— Ничего не поделаешь, — развел руками Сергей Дмитриевич. — Такая у меня специальность.
Филимоновна ворчала:
— Покоя не дают. Режь да режь… Будто сам не человек.
После ухода Сергея Дмитриевича разговор переключился на хирургические темы.
— А твой папа может новый нос пришить, если на войне отрубят? — спросил Петя.
— Он не только нос сделать может, а даже горло.
— Ну, не ври! — недоверчиво заметил Петя.
— Я-то вру! Вот папа придет, так сам у него спроси.
Петя был потрясен.
— Ты, Сашка, тоже хирургом будешь!
— Ни за что на свете! Я крови боюсь. Лучше кем-нибудь другим буду. А ты кем?

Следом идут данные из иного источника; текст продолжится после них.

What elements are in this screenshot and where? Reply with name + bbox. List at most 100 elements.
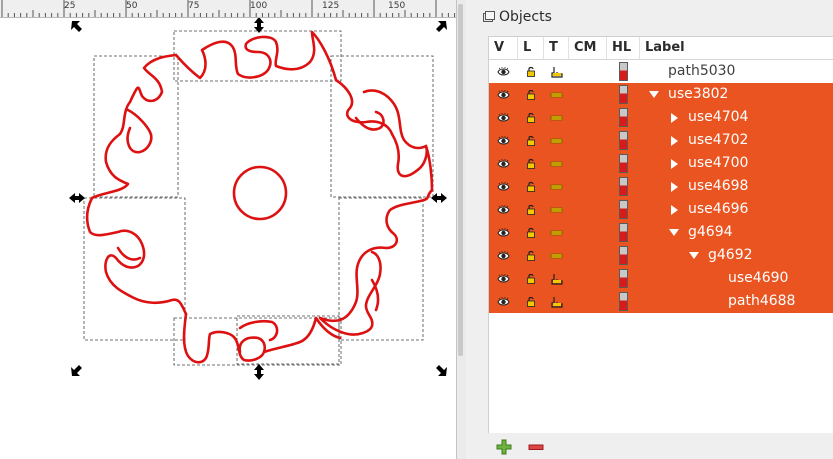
highlight-color-swatch[interactable] bbox=[607, 290, 640, 313]
highlight-color-swatch[interactable] bbox=[607, 60, 640, 83]
clone-icon bbox=[544, 129, 569, 152]
clip-mask-cell bbox=[569, 221, 607, 244]
tree-row-label-cell[interactable]: use3802 bbox=[640, 83, 833, 106]
unlocked-icon[interactable] bbox=[518, 244, 544, 267]
tree-row-label: g4694 bbox=[688, 224, 733, 240]
clip-mask-cell bbox=[569, 198, 607, 221]
highlight-color-swatch[interactable] bbox=[607, 221, 640, 244]
column-label[interactable]: Label bbox=[640, 37, 833, 59]
expand-arrow-down-icon[interactable] bbox=[689, 251, 699, 261]
horizontal-ruler[interactable]: 25 50 75 100 125 150 bbox=[0, 0, 456, 18]
tree-row-label-cell[interactable]: use4698 bbox=[640, 175, 833, 198]
drawing-canvas[interactable] bbox=[0, 18, 456, 459]
ruler-label: 50 bbox=[126, 1, 138, 11]
eye-icon[interactable] bbox=[489, 290, 518, 313]
unlocked-icon[interactable] bbox=[518, 175, 544, 198]
tree-row[interactable]: use4704 bbox=[489, 106, 833, 129]
tree-row-label-cell[interactable]: use4700 bbox=[640, 152, 833, 175]
eye-icon[interactable] bbox=[489, 244, 518, 267]
unlocked-icon[interactable] bbox=[518, 106, 544, 129]
expand-arrow-right-icon[interactable] bbox=[669, 159, 679, 169]
unlocked-icon[interactable] bbox=[518, 290, 544, 313]
scrollbar-thumb[interactable] bbox=[458, 4, 463, 356]
tree-row-label-cell[interactable]: use4696 bbox=[640, 198, 833, 221]
eye-icon[interactable] bbox=[489, 83, 518, 106]
scale-handle-top-right[interactable] bbox=[436, 21, 447, 32]
remove-minus-icon[interactable] bbox=[528, 439, 544, 455]
tree-row-label-cell[interactable]: use4702 bbox=[640, 129, 833, 152]
expand-arrow-down-icon[interactable] bbox=[649, 90, 659, 100]
path-tool-icon bbox=[544, 290, 569, 313]
unlocked-icon[interactable] bbox=[518, 152, 544, 175]
eye-icon[interactable] bbox=[489, 60, 518, 83]
clip-mask-cell bbox=[569, 129, 607, 152]
unlocked-icon[interactable] bbox=[518, 267, 544, 290]
expand-arrow-right-icon[interactable] bbox=[669, 205, 679, 215]
unlocked-icon[interactable] bbox=[518, 198, 544, 221]
eye-icon[interactable] bbox=[489, 175, 518, 198]
highlight-color-swatch[interactable] bbox=[607, 152, 640, 175]
clone-icon bbox=[544, 83, 569, 106]
tree-row[interactable]: use4690 bbox=[489, 267, 833, 290]
column-type[interactable]: T bbox=[544, 37, 569, 59]
scale-handle-bottom-right[interactable] bbox=[436, 365, 447, 376]
panel-buttons bbox=[488, 432, 833, 459]
tree-row-label-cell[interactable]: path5030 bbox=[640, 60, 833, 83]
column-clip-mask[interactable]: CM bbox=[569, 37, 607, 59]
tree-row-label-cell[interactable]: path4688 bbox=[640, 290, 833, 313]
column-highlight[interactable]: HL bbox=[607, 37, 640, 59]
column-visible[interactable]: V bbox=[489, 37, 518, 59]
expand-arrow-right-icon[interactable] bbox=[669, 182, 679, 192]
highlight-color-swatch[interactable] bbox=[607, 244, 640, 267]
unlocked-icon[interactable] bbox=[518, 60, 544, 83]
tree-row-label-cell[interactable]: g4694 bbox=[640, 221, 833, 244]
column-lock[interactable]: L bbox=[518, 37, 544, 59]
path-tool-icon bbox=[544, 60, 569, 83]
drawing bbox=[69, 18, 447, 380]
expand-arrow-right-icon[interactable] bbox=[669, 113, 679, 123]
clip-mask-cell bbox=[569, 83, 607, 106]
clip-mask-cell bbox=[569, 175, 607, 198]
eye-icon[interactable] bbox=[489, 129, 518, 152]
tree-row-label-cell[interactable]: use4704 bbox=[640, 106, 833, 129]
tree-row[interactable]: use4702 bbox=[489, 129, 833, 152]
expand-arrow-down-icon[interactable] bbox=[669, 228, 679, 238]
highlight-color-swatch[interactable] bbox=[607, 129, 640, 152]
scale-handle-bottom-left[interactable] bbox=[71, 365, 82, 376]
scale-handle-bottom[interactable] bbox=[254, 364, 264, 380]
tree-row[interactable]: path5030 bbox=[489, 60, 833, 83]
tree-row[interactable]: use4700 bbox=[489, 152, 833, 175]
highlight-color-swatch[interactable] bbox=[607, 175, 640, 198]
tree-row[interactable]: use3802 bbox=[489, 83, 833, 106]
eye-icon[interactable] bbox=[489, 152, 518, 175]
unlocked-icon[interactable] bbox=[518, 129, 544, 152]
eye-icon[interactable] bbox=[489, 106, 518, 129]
tree-header: V L T CM HL Label bbox=[489, 37, 833, 60]
tree-row[interactable]: path4688 bbox=[489, 290, 833, 313]
highlight-color-swatch[interactable] bbox=[607, 106, 640, 129]
scale-handle-top-left[interactable] bbox=[71, 21, 82, 32]
object-bounding-boxes bbox=[83, 30, 434, 366]
tree-row[interactable]: use4698 bbox=[489, 175, 833, 198]
unlocked-icon[interactable] bbox=[518, 83, 544, 106]
eye-icon[interactable] bbox=[489, 221, 518, 244]
expand-arrow-right-icon[interactable] bbox=[669, 136, 679, 146]
unlocked-icon[interactable] bbox=[518, 221, 544, 244]
tree-row-label-cell[interactable]: g4692 bbox=[640, 244, 833, 267]
objects-panel: Objects V L T CM HL Label path5030 use380… bbox=[466, 0, 833, 459]
tree-row[interactable]: g4692 bbox=[489, 244, 833, 267]
eye-icon[interactable] bbox=[489, 267, 518, 290]
objects-tree[interactable]: V L T CM HL Label path5030 use3802 use4704… bbox=[488, 36, 833, 433]
highlight-color-swatch[interactable] bbox=[607, 83, 640, 106]
eye-icon[interactable] bbox=[489, 198, 518, 221]
tree-row-label: path5030 bbox=[668, 63, 736, 79]
highlight-color-swatch[interactable] bbox=[607, 267, 640, 290]
tree-row[interactable]: use4696 bbox=[489, 198, 833, 221]
tree-row[interactable]: g4694 bbox=[489, 221, 833, 244]
tree-row-label-cell[interactable]: use4690 bbox=[640, 267, 833, 290]
add-plus-icon[interactable] bbox=[496, 439, 512, 455]
highlight-color-swatch[interactable] bbox=[607, 198, 640, 221]
clip-mask-cell bbox=[569, 60, 607, 83]
scale-handle-left[interactable] bbox=[69, 193, 85, 203]
ruler-label: 100 bbox=[250, 1, 268, 11]
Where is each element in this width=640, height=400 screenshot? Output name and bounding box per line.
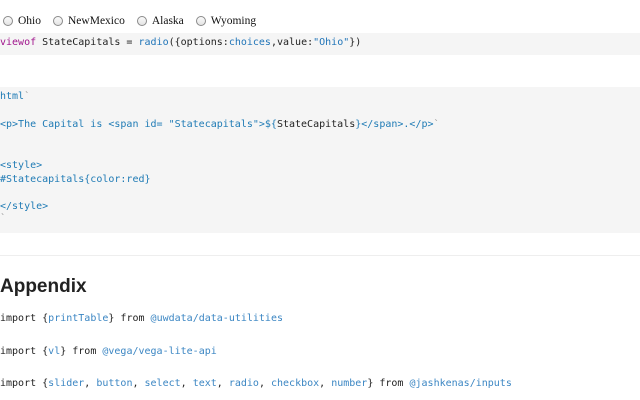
html-code-line: </style>: [0, 201, 49, 212]
import-source-link[interactable]: @vega/vega-lite-api: [102, 346, 216, 357]
html-code-line: <style>: [0, 160, 43, 171]
section-divider: [0, 255, 640, 256]
code-function: html: [0, 91, 25, 102]
code-text: StateCapitals =: [36, 37, 139, 48]
radio-option-wyoming[interactable]: Wyoming: [193, 15, 256, 27]
code-text: } from: [60, 346, 103, 357]
import-name-link[interactable]: checkbox: [271, 378, 319, 389]
code-text: ,: [84, 378, 97, 389]
code-text: ,: [319, 378, 332, 389]
import-name-link[interactable]: vl: [48, 346, 60, 357]
code-function: radio: [138, 37, 169, 48]
import-name-link[interactable]: slider: [48, 378, 84, 389]
code-text: import {: [0, 313, 49, 324]
import-source-link[interactable]: @jashkenas/inputs: [409, 378, 511, 389]
code-text: ,value:: [270, 37, 314, 48]
code-keyword: viewof: [0, 37, 37, 48]
html-code-line: #Statecapitals{color:red}: [0, 174, 151, 185]
code-text: } from: [108, 313, 151, 324]
import-name-link[interactable]: button: [96, 378, 132, 389]
viewof-code-cell[interactable]: viewof StateCapitals = radio({options:ch…: [0, 33, 640, 55]
state-radio-group: Ohio NewMexico Alaska Wyoming: [0, 12, 265, 30]
html-code-line: `: [0, 213, 7, 224]
code-text: import {: [0, 346, 49, 357]
code-variable: StateCapitals: [276, 119, 356, 130]
radio-option-alaska[interactable]: Alaska: [134, 15, 184, 27]
appendix-heading: Appendix: [0, 276, 87, 297]
code-variable: choices: [228, 37, 271, 48]
radio-button-icon[interactable]: [3, 16, 13, 26]
radio-label: NewMexico: [68, 15, 125, 27]
import-name-link[interactable]: radio: [229, 378, 259, 389]
import-name-link[interactable]: select: [145, 378, 181, 389]
code-template: }</span>.</p>: [355, 119, 434, 130]
viewof-code-line: viewof StateCapitals = radio({options:ch…: [0, 37, 361, 49]
html-code-line: html`: [0, 91, 30, 103]
code-text: ,: [216, 378, 229, 389]
import-name-link[interactable]: text: [193, 378, 217, 389]
code-text: ,: [180, 378, 193, 389]
radio-label: Ohio: [18, 15, 41, 27]
radio-label: Alaska: [151, 15, 184, 27]
code-text: ,: [132, 378, 145, 389]
radio-button-icon[interactable]: [53, 16, 63, 26]
radio-option-ohio[interactable]: Ohio: [0, 15, 41, 27]
code-text: }): [349, 37, 362, 48]
import-name-link[interactable]: printTable: [48, 313, 108, 324]
code-template: <p>The Capital is <span id= "Statecapita…: [0, 119, 277, 130]
code-text: ({options:: [168, 37, 229, 48]
code-text: import {: [0, 378, 49, 389]
radio-label: Wyoming: [210, 15, 257, 27]
radio-button-icon[interactable]: [136, 16, 147, 26]
radio-button-icon[interactable]: [195, 16, 206, 26]
code-backtick: `: [24, 91, 31, 102]
import-name-link[interactable]: number: [331, 378, 367, 389]
code-backtick: `: [433, 119, 440, 130]
import-line: import {slider, button, select, text, ra…: [0, 378, 512, 390]
import-line: import {vl} from @vega/vega-lite-api: [0, 346, 217, 358]
code-text: } from: [367, 378, 410, 389]
html-template-code-cell[interactable]: html` <p>The Capital is <span id= "State…: [0, 87, 640, 233]
html-code-line: <p>The Capital is <span id= "Statecapita…: [0, 119, 440, 131]
radio-option-newmexico[interactable]: NewMexico: [50, 15, 125, 27]
code-text: ,: [258, 378, 271, 389]
import-source-link[interactable]: @uwdata/data-utilities: [151, 313, 283, 324]
import-line: import {printTable} from @uwdata/data-ut…: [0, 313, 283, 325]
code-string: "Ohio": [313, 37, 350, 48]
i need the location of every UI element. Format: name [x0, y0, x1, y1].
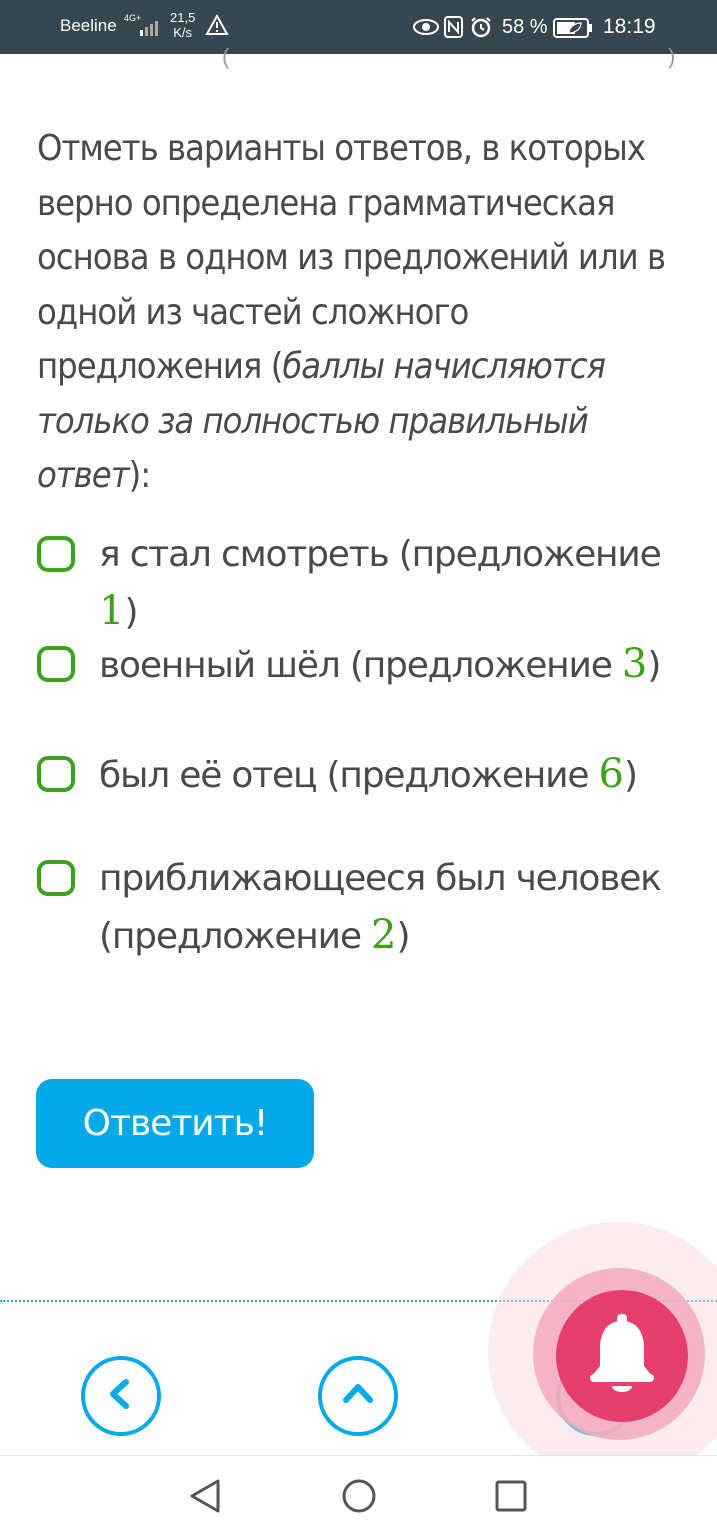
option-text: военный шёл (предложение	[99, 645, 622, 686]
carrier-name: Beeline	[60, 16, 117, 35]
speed-unit: K/s	[173, 25, 193, 40]
sentence-number: 2	[371, 912, 397, 958]
sentence-number: 6	[598, 751, 624, 797]
chevron-up-icon	[338, 1374, 378, 1419]
square-recent-icon[interactable]	[494, 1479, 528, 1518]
checkbox-1[interactable]	[37, 536, 75, 572]
clock: 18:19	[603, 15, 656, 38]
submit-answer-button[interactable]: Ответить!	[36, 1079, 314, 1168]
notifications-bell-button[interactable]	[556, 1290, 688, 1422]
triangle-back-icon[interactable]	[188, 1478, 222, 1519]
speed-value: 21,5	[170, 10, 196, 25]
sentence-number: 1	[99, 588, 125, 634]
option-label-2[interactable]: военный шёл (предложение 3)	[99, 636, 679, 694]
scroll-up-button[interactable]	[318, 1356, 398, 1436]
checkbox-3[interactable]	[37, 756, 75, 792]
back-button[interactable]	[81, 1356, 161, 1436]
signal-icon	[140, 18, 162, 41]
answer-option-3[interactable]: был её отец (предложение 6)	[37, 751, 677, 797]
nfc-icon	[444, 16, 463, 38]
option-text: был её отец (предложение	[99, 755, 599, 796]
eye-icon	[413, 19, 439, 35]
answer-option-2[interactable]: военный шёл (предложение 3)	[37, 641, 677, 687]
data-speed: 21,5 K/s	[170, 10, 195, 40]
paren-right: )	[668, 44, 676, 69]
alarm-icon	[471, 17, 491, 38]
option-close: )	[647, 645, 661, 686]
option-close: )	[124, 592, 138, 633]
checkbox-4[interactable]	[37, 860, 75, 896]
option-label-3[interactable]: был её отец (предложение 6)	[99, 746, 679, 804]
chevron-left-icon	[101, 1374, 141, 1419]
system-navigation-bar	[0, 1455, 717, 1537]
option-label-4[interactable]: приближающееся был человек (предложение …	[99, 850, 679, 965]
option-label-1[interactable]: я стал смотреть (предложение 1)	[99, 526, 679, 641]
option-close: )	[396, 916, 410, 957]
answer-option-1[interactable]: я стал смотреть (предложение 1)	[37, 534, 677, 634]
sentence-number: 3	[621, 641, 648, 687]
circle-home-icon[interactable]	[341, 1478, 377, 1519]
bell-icon	[586, 1312, 658, 1401]
checkbox-2[interactable]	[37, 646, 75, 682]
network-type: 4G+	[124, 13, 142, 23]
paren-left: (	[222, 44, 230, 69]
battery-percent: 58 %	[502, 16, 548, 38]
option-close: )	[623, 755, 638, 796]
option-text: я стал смотреть (предложение	[99, 534, 662, 575]
answer-option-4[interactable]: приближающееся был человек (предложение …	[37, 858, 677, 970]
battery-icon	[553, 18, 593, 43]
question-end: ):	[128, 455, 152, 496]
clipped-previous-text: ( )	[222, 44, 682, 69]
question-text: Отметь варианты ответов, в которых верно…	[37, 122, 687, 504]
system-icons	[413, 14, 497, 45]
warning-icon	[205, 13, 229, 41]
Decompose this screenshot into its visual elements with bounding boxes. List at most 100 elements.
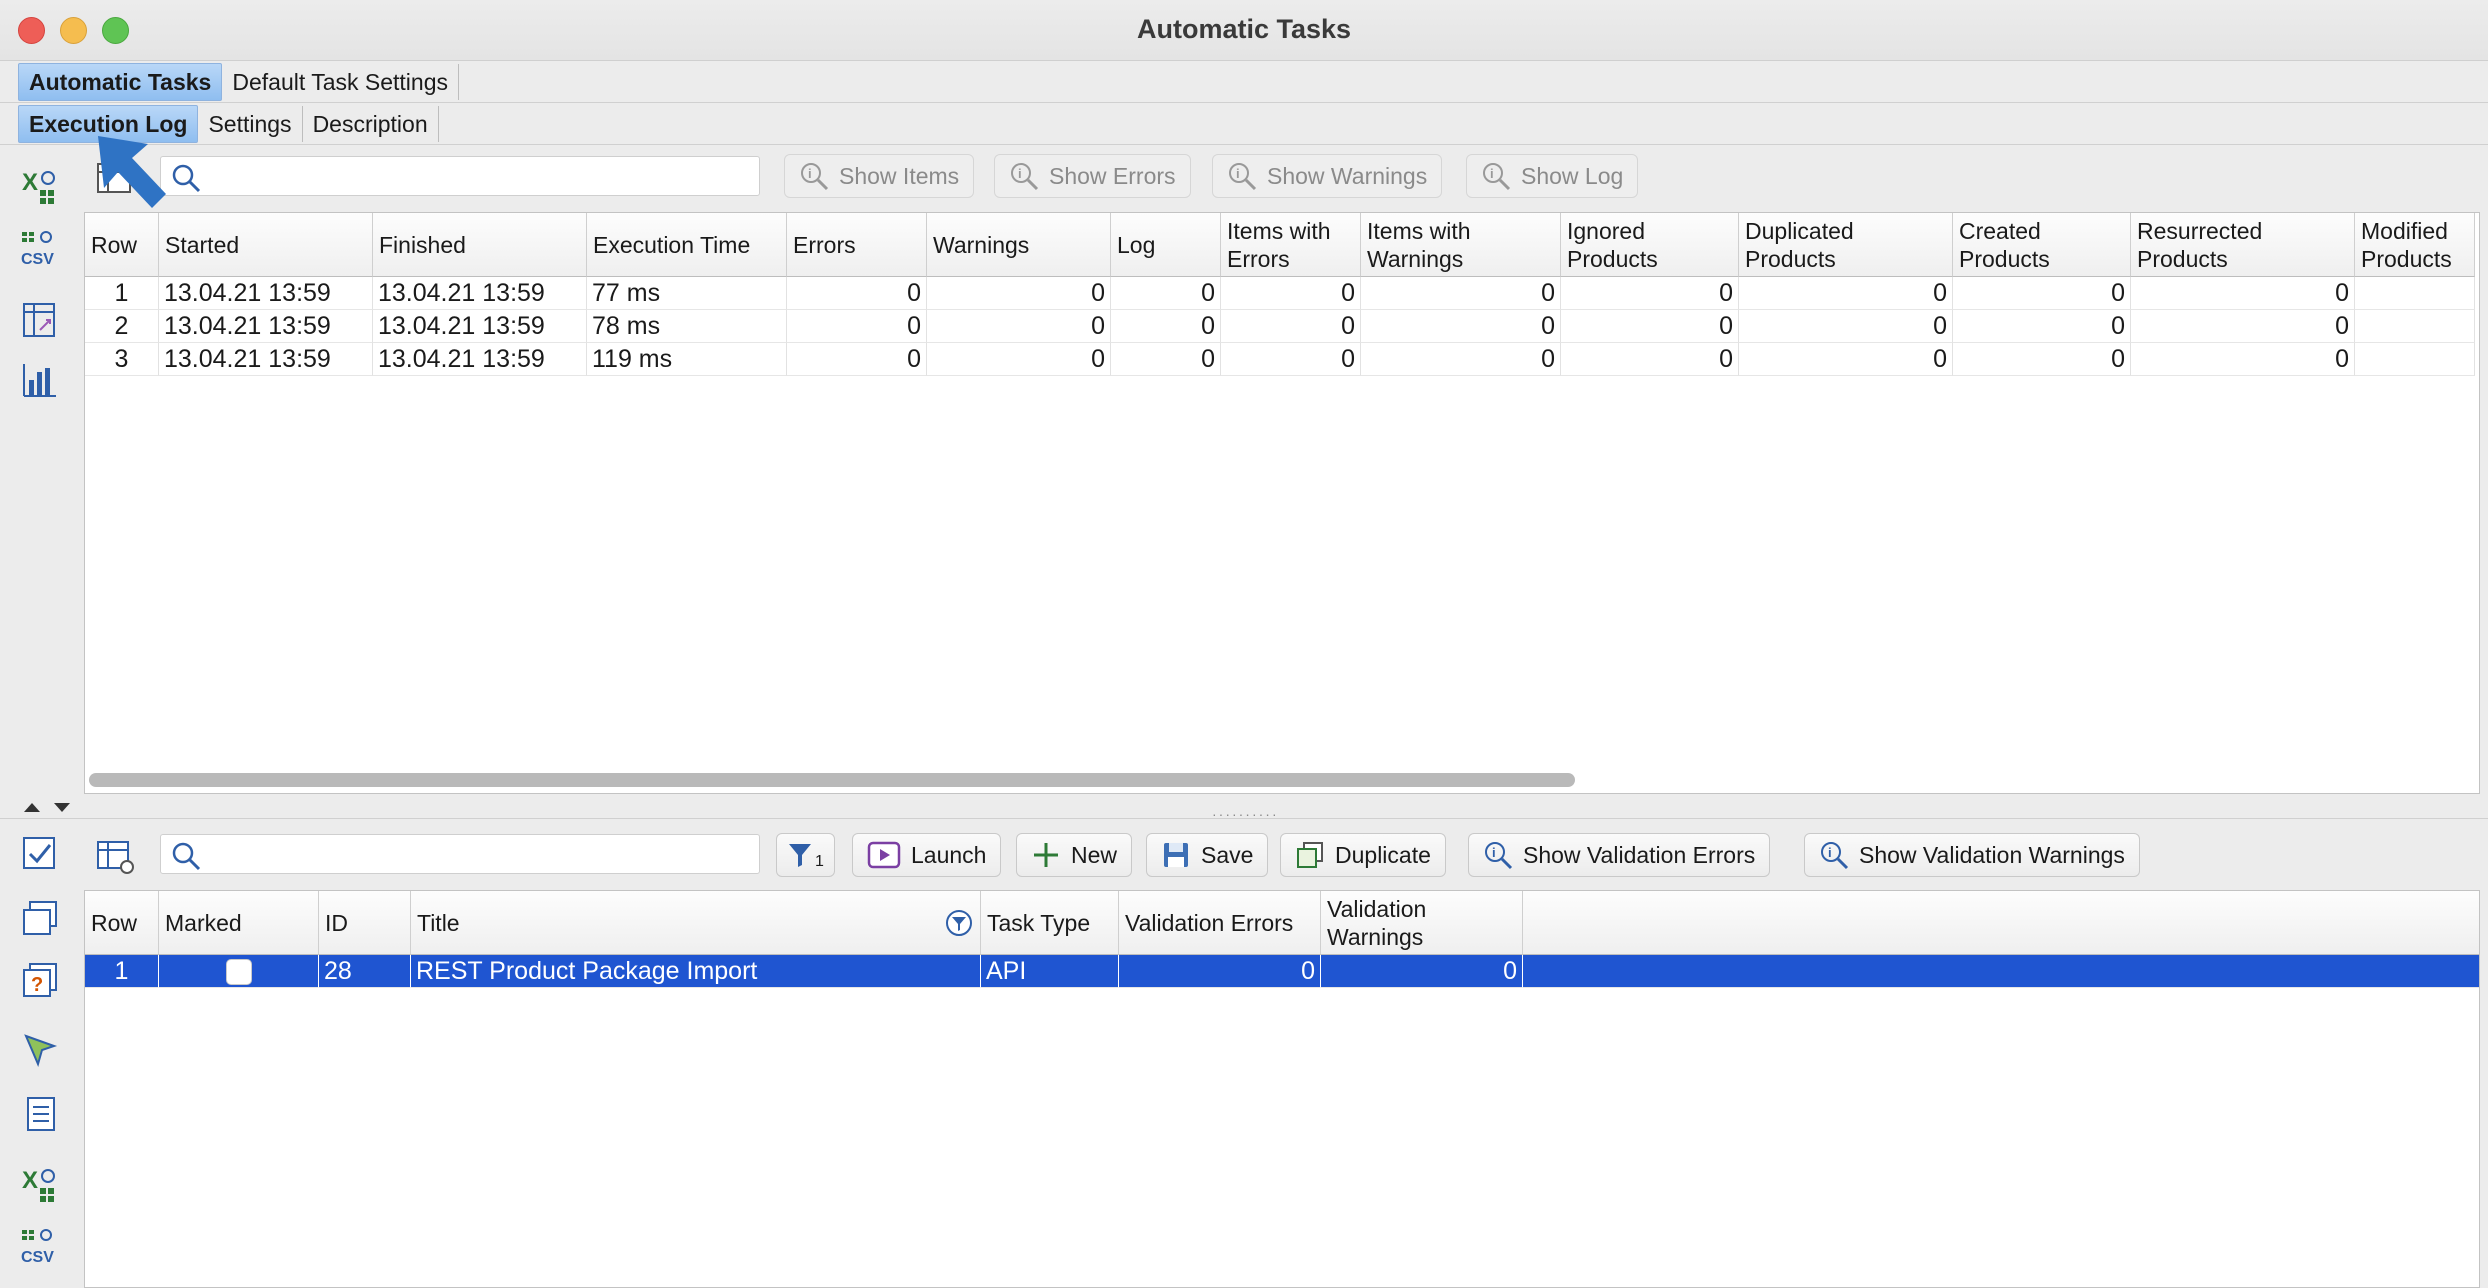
help-icon[interactable]: ? bbox=[20, 960, 60, 1000]
log-cell-started: 13.04.21 13:59 bbox=[159, 310, 373, 343]
excel-export-icon[interactable]: X bbox=[20, 166, 60, 206]
task-column-header-row[interactable]: Row bbox=[85, 891, 159, 955]
log-column-header-created-products[interactable]: Created Products bbox=[1953, 213, 2131, 277]
task-search-box[interactable] bbox=[160, 834, 760, 874]
tab-settings[interactable]: Settings bbox=[198, 106, 303, 142]
log-cell-log: 0 bbox=[1111, 310, 1221, 343]
csv-export-icon[interactable]: CSV bbox=[20, 1226, 60, 1266]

— Я? Я военным хочу быть. Летчиком или пограничником. Собаку себе заведу. Такую, как Рам.
— Интересно, — одобрил Саша. — Петя, а у тебя папа есть?
Петя вдруг покраснел, как рак.
— Нету. Он умер.
— А кто он был?
Застигнутый врасплох вопросом, Петя собрался было ответить так, как он отвечал всем в классе: «Он был штурман дальнего плавания», но, взглянув на Сашу, он передумал. Слишком пытливы были Сашины глаза.
— Дай честное слово, что никому не скажешь?
— Честное! — поспешно ответил Саша.
— Никому? — шопотом переспросил Петя и оглянулся на дверь.
— Говорю же — никому…
Петя помолчал. Заметно было, как он пересиливает себя. Потом тихо сказал:
— Он был растратчик…
Спеша и недоговаривая от волнения слова, Петя рассказал правду о своем отце.
Отец его был шофер. Он часто катал Петю на машине. Потом отец стал заведывающим гаражом. С тех пор все и началось.
Однажды зимой за ним пришли два милиционера и увели его. Больше Петя не видел отца. Он растратил казенные деньги. Когда отец отбыл наказание, он умер. Мать сказала, что он попал под поезд…
Открыв свою тайну, Петя почувствовал, как тяжесть свалилась у него с сердца. Эта тайна мучила его несколько лет. Мучила с тех самых пор, как девчонка на дворе, разозлившись на Петю, крикнула: «Вор вора видит издалека».
Мальчики молчали.
— Петя, хочешь, я почитаю тебе мои стихи? — смущенно спросил, наконец. Саша. Он должен был отплатить за откровенность.
Стихи были тайной Саши. Он писал их уже года два, но стыдился кому-нибудь говорить об этом. Особенно трудно было открыться Пете. Еще утром, когда на уроке русского языка учительница прочла «Выхожу один я на дорогу», Петя спросил у Саши: «Нравится эта мура?» — «Ничего себе», — с нарочитой развязностью ответил Саша и перевел разговор на другую тему.
И все же желание отплатить Пете доверием оказалось сильнее смущения. К тому же он мог выиграть в глазах нового товарища своим талантом.
Саша вытащил из кармана куртки записную книжку в красном переплете, видно, недавно купленную, подсел к лампе и прочел негромко, но отчетливо:
Море
Люблю, когда море бушует
И бьется о креп кий гранит,
Когда оно дико ликует
И злобно и глухо шумит.
Когда сетью тонкой сплетаясь,
Блестящие брызги висят.
На солнце «гнем загораясь,
Над бездною гордо парят.
Люблю также звуки прибоя,
Он песней чарует меня,
Не знает он счастья покоя,
Как счастья не ведаю я.
— Я их летом в Крыму написал…
— Да ты ловко пишешь! Совсем как Пушкин!
— До Пушкина мне далеко, — скромно возразил поэт.
— А ты про войну пишешь?
— Нет. Пока не выходит.
— Жалко. Я бы в стенной газете напечатал. Я ведь ответственный редактор. Хочешь, напечатаю?
— Да что ты? — испугался Саша. — Ни за что в жизни. Папа, и тот не знает. Я и так боюсь, как бы кто не подсмотрел…
— Не хочешь — не надо. Я как рыба буду молчать.
Петя вплотную пододвинулся к Саше и шепнул:
— А я знаю одну штуку…
Часа два мальчики сидели, склонившись над красной записной книжкой. Они таинственно переговаривались и что-то писали в ней. Потом Саша вырвал из книжки три первых страницы и сжег и печке.
Пробило девять.
— Слушай, а ты немецкий выучил?
— Немецкий! — Петя хлопнул себя по лбу.
— Завтра Анна Федоровна тебя опять спрашивать будет.
Петя сморщил веснушчатый, курносый нос и точно таким же голосом, как Анна Федоровна, сказал:
— Соболев! Проспрягай глагол haben. Ну, я пойду зубрить, — заторопился он. — Завтра будем Рама обучать.